Well,I`ll sum up the whole thing.My ex and I broke up 5 weeks ago.On the 18th February,we should have celebrated our 1 year anniversary.We`ve had a rough time around Christmas and an argument,but we managed to get back together on New Year`s.Basically,he claimed that I give more attention to my friends[ especially and old friend of mine,who is my best boy- friend] than i give to him,because I talk really nice about them and such.I have a special way of talking,that I make events look bigger than they are and very significant,even if,they don`t mean that much.But,the thing is that I say even prettier things about him,when I speak with others.

Anyway,a week after New Year`s,he texted me saying things were over between us[that week was hectic at school and we didn`t get to see each other that much]I called him and he seemed pleased that we managed to say the things that bother us.Somehow,I thought things would get better.The next day,we met,I started crying [thing which I regret so bad] and that was it.I sent a few emails,and we had another argument a week after.He insisted on the fact that he really wanted a complete relationship,in which he was the first person I`d go to instead of my girlfriends,that he wanted to feel free to open his heart in front of me without having second thoughts,like what is she going to thing after this,or will she still like me.But he didn`t do that because I didn`t start confessing first.So,he assumed I didn`t trust him enough.He said that I`d be okay without him,that he`d go to college and I`d forget and heal.Also,he replied that he was happy because he didn`t receive affection,feelings,so he didn`t have to give back.that he is an insensitive person and if he knew that by leaving meant hurting me,he wouldn`t have fallen in love with me.

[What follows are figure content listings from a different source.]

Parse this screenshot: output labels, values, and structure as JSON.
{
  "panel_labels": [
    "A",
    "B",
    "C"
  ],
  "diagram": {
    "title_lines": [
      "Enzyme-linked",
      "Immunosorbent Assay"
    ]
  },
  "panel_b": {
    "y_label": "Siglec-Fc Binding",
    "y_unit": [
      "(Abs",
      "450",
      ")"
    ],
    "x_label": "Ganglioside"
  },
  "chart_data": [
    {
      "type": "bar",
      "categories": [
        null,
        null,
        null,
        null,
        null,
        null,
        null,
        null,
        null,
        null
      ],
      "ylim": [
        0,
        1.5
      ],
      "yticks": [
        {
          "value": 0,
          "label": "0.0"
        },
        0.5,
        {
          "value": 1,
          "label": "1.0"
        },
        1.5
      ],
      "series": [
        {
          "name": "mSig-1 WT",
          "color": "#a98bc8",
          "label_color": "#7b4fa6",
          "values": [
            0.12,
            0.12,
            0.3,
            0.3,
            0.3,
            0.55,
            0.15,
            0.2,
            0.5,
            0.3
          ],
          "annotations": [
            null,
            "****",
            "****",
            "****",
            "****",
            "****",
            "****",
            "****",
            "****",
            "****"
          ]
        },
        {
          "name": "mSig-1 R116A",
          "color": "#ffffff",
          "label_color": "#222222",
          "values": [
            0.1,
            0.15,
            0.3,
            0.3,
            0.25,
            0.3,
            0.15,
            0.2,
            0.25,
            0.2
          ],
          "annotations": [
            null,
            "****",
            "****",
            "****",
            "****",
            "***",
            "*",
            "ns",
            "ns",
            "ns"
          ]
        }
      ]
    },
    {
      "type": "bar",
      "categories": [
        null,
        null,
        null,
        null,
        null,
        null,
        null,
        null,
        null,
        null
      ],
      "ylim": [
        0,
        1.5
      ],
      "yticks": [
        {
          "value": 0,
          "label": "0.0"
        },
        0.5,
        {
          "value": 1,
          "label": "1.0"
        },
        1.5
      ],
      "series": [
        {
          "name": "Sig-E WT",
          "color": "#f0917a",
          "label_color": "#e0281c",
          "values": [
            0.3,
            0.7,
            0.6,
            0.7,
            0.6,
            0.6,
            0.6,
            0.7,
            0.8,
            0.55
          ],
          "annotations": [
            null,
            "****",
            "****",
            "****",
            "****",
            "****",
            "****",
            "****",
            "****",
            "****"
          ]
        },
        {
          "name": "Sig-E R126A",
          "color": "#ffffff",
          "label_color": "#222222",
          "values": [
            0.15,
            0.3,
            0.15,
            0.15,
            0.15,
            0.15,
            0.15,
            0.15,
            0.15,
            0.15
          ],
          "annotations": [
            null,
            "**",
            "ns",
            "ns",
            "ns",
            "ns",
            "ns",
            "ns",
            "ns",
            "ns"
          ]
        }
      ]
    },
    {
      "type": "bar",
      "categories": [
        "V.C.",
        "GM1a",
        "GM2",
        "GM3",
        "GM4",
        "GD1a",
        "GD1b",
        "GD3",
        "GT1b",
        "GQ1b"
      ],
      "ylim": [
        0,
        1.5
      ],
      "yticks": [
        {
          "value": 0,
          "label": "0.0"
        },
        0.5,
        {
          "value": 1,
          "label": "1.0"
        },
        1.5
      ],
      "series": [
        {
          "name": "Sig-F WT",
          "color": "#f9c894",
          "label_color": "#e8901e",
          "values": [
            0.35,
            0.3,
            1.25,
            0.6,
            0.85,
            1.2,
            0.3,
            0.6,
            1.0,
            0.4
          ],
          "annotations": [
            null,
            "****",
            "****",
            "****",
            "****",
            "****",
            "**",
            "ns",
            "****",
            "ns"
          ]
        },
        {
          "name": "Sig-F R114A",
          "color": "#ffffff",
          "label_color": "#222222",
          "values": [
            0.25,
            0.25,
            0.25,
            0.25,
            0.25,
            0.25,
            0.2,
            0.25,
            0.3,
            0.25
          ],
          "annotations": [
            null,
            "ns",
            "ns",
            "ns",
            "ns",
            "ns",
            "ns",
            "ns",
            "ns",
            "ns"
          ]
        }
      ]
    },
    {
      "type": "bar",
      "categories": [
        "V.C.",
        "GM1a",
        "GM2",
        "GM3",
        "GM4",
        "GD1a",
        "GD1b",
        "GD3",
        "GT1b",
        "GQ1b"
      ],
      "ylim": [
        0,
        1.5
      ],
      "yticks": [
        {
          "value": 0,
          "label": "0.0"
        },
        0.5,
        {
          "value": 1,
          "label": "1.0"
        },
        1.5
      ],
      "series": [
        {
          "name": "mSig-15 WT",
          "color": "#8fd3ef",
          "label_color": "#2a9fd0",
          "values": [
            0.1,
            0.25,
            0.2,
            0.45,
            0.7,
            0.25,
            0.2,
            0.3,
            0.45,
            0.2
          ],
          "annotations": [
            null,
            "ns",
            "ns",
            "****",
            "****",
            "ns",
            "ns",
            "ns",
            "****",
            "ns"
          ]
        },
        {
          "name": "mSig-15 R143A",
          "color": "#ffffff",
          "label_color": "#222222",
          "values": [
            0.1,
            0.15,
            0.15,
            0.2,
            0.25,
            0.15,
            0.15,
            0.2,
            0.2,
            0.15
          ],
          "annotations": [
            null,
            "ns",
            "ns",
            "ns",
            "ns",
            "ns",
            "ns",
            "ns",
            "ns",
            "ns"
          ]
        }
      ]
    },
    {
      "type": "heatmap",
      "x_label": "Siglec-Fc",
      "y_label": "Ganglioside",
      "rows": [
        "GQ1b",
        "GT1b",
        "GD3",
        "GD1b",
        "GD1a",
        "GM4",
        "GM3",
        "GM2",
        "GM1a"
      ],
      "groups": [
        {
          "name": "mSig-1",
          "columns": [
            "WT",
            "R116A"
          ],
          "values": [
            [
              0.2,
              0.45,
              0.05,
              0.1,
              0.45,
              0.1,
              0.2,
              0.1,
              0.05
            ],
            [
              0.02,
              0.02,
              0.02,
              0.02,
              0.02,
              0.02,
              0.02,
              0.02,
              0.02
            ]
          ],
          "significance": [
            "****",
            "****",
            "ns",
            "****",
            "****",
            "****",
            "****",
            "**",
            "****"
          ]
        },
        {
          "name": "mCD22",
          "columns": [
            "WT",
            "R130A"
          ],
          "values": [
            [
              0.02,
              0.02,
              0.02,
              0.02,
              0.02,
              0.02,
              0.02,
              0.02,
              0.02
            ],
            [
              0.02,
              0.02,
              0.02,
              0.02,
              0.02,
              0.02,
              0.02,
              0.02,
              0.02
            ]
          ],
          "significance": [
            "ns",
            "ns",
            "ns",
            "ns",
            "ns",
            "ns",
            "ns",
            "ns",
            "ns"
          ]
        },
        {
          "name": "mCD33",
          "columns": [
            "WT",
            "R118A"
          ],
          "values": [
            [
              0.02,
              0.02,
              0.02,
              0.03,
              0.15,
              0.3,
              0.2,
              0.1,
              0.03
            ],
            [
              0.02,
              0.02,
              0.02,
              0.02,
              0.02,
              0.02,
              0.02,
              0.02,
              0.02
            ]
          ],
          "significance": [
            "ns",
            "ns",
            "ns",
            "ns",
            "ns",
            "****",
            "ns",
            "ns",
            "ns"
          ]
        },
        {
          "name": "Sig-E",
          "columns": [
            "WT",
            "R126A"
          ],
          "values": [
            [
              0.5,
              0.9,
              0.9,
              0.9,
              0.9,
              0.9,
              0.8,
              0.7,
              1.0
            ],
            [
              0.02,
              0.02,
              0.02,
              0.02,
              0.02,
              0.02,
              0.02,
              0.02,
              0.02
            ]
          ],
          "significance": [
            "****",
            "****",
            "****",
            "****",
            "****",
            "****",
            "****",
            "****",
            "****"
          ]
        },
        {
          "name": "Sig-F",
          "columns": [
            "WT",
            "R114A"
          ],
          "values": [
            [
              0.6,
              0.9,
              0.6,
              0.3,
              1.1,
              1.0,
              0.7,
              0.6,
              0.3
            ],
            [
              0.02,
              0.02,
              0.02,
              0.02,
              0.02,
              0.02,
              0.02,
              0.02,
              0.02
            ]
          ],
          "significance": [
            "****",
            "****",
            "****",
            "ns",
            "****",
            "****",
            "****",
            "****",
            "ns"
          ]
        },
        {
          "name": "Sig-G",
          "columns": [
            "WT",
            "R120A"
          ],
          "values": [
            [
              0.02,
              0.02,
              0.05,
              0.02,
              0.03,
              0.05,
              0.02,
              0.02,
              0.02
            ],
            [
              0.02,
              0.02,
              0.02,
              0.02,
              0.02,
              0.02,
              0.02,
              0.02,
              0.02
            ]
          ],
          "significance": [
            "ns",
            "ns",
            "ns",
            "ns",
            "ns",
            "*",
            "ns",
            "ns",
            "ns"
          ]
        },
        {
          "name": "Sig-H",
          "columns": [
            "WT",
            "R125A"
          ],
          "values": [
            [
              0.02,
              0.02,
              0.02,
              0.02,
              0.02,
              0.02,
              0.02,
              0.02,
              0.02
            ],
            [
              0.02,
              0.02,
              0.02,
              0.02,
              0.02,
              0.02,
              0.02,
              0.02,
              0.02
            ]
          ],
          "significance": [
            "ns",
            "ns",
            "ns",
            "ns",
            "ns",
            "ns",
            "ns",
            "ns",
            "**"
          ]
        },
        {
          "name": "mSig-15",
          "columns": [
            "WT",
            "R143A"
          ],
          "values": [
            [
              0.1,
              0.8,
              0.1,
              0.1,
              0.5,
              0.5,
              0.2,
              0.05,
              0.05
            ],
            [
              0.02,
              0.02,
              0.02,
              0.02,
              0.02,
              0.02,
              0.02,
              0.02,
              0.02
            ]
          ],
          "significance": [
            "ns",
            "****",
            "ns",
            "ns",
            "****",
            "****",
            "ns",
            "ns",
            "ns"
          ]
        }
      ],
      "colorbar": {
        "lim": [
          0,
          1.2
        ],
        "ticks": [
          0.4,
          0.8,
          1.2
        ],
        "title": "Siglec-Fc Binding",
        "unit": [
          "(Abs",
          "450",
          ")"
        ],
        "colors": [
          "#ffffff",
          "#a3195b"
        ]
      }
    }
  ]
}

Furthermore,he has exams this year and has a lot to learn so he can get into med school.So,more stress!

Since then,we haven`t spoken,excepting a few comments on facebook.

I`m confused because I don`t know what he is thinking,what he is feeling anymore. I suppose he wants to let me recover by disappearing completely.

I`ve started wearing a pretty mask in front of everyone for 3 weeks,and it feels better,I guess.